Each year, Lincoln Center puts together the American Songbook series, meant to celebrate songwriting while expanding the idea of what makes up the canon of music classics. Bluegrass artists, R&B songwriters, an Inuk throat singer (the mesmerizing Tanya Tagaq) and others are on a diverse roster of performers from almost all corners of the musical map, showing the breadth and depth of what is capable in songcraft.
amNewYork caught up with a few of the artists from the series to ask them each the same question: Since the American Songbook series celebrates songwriting in all of its forms, what to you makes a song that stands the test of time? Here’s what we heard.
Joan Shelley
Perhaps it is when a song speaks to the kind of distances and longings we feel as humans. (Not just sad longing; even in sacred or celebratory music, it’s calling up the feeling, arousing it from somewhere else and amplifying it.) It seems to me that in the great songs, the melody and words are inseparable, fused things. Anyone would recognize the feeling regardless of knowing the language. (March 22, Penthouse)
Matt Gould
There’s no surefire formula. Sometimes a song comes along that defines a moment in history (“Strange Fruit” by Abel Meeropol); sometimes it strikes an emotional chord with a group of people (“Seasons of Love” by Jonathan Larson); sometimes only in retrospect do we understand how meaningful a song is (“Hallelujah” by Leonard Cohen). In any case, the music has emotional resonance and relevance to a moment in the past and a moment in the present. (March 27, Penthouse)
Griffin Matthews
Universality, specificity, and a killer melody. I recently heard “Not a Day Goes By” (sung beautifully by Whitney Bashor) in a production of “Merrily We Roll Along” and was blown away by how relevant that song is. It will never get old. For as long as love exists in the world, it will resonate with those who have had a great romance, and then lost it. (March 27, Penthouse)

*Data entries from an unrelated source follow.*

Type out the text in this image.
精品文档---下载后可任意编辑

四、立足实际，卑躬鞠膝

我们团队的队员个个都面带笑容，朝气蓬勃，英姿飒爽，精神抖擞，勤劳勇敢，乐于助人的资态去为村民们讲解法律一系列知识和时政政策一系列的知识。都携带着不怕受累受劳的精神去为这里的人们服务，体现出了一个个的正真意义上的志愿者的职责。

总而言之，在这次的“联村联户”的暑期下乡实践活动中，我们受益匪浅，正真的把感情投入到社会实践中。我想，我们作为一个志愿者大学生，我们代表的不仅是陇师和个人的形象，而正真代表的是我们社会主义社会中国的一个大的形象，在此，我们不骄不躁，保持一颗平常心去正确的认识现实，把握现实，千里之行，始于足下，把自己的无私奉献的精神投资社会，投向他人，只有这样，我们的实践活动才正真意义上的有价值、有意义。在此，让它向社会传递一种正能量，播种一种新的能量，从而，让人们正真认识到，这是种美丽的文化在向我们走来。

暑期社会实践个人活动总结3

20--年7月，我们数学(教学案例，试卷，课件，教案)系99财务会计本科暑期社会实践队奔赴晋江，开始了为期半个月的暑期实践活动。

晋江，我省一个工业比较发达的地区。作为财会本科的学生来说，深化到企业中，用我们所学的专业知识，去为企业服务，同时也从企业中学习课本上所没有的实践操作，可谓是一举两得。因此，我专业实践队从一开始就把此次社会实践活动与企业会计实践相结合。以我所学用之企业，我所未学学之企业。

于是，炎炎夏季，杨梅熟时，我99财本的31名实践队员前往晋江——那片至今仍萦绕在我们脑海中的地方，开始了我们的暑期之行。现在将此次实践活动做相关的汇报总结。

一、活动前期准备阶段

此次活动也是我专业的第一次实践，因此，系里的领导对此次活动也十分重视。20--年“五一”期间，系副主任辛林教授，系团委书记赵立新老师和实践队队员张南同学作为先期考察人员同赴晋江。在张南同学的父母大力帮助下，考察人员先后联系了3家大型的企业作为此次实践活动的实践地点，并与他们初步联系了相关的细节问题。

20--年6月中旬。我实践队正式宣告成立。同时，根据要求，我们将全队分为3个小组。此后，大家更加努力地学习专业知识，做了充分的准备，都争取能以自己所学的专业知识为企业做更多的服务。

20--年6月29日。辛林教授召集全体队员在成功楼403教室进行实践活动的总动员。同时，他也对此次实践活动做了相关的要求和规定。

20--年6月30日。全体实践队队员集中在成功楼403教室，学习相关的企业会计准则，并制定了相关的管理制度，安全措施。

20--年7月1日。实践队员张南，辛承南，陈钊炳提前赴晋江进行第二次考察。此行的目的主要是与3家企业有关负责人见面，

Page Burkum of The Cactus Blossoms
Before we could record songs, the only way to keep them alive was to write it down or, in the case of folk music, to pass them on by singing them within a community over generations. Some songs are forgotten the minute after they end, but others stick with us. When it’s time to party we have “I Feel Good,” when we’re lonely we have “I’m So Lonesome I Could Cry,” when we need to stand our ground we have “I Shall Not Be Moved” and the list goes on. No songwriter will never know if their song will be remembered after they’re gone, but we’re thankful for the songs that last. (March 28, Penthouse)
Andrew Lippa
Why, many years, of course! (Feb. 1, Appel Room)
If you go: The American Songbook series begins with Andrew Lippa and Friends on Feb. 1 at 8:30 p.m. at the Lincoln Center’s Appel Room, 10 Columbus Circle, 212-258-9800, $75-$145.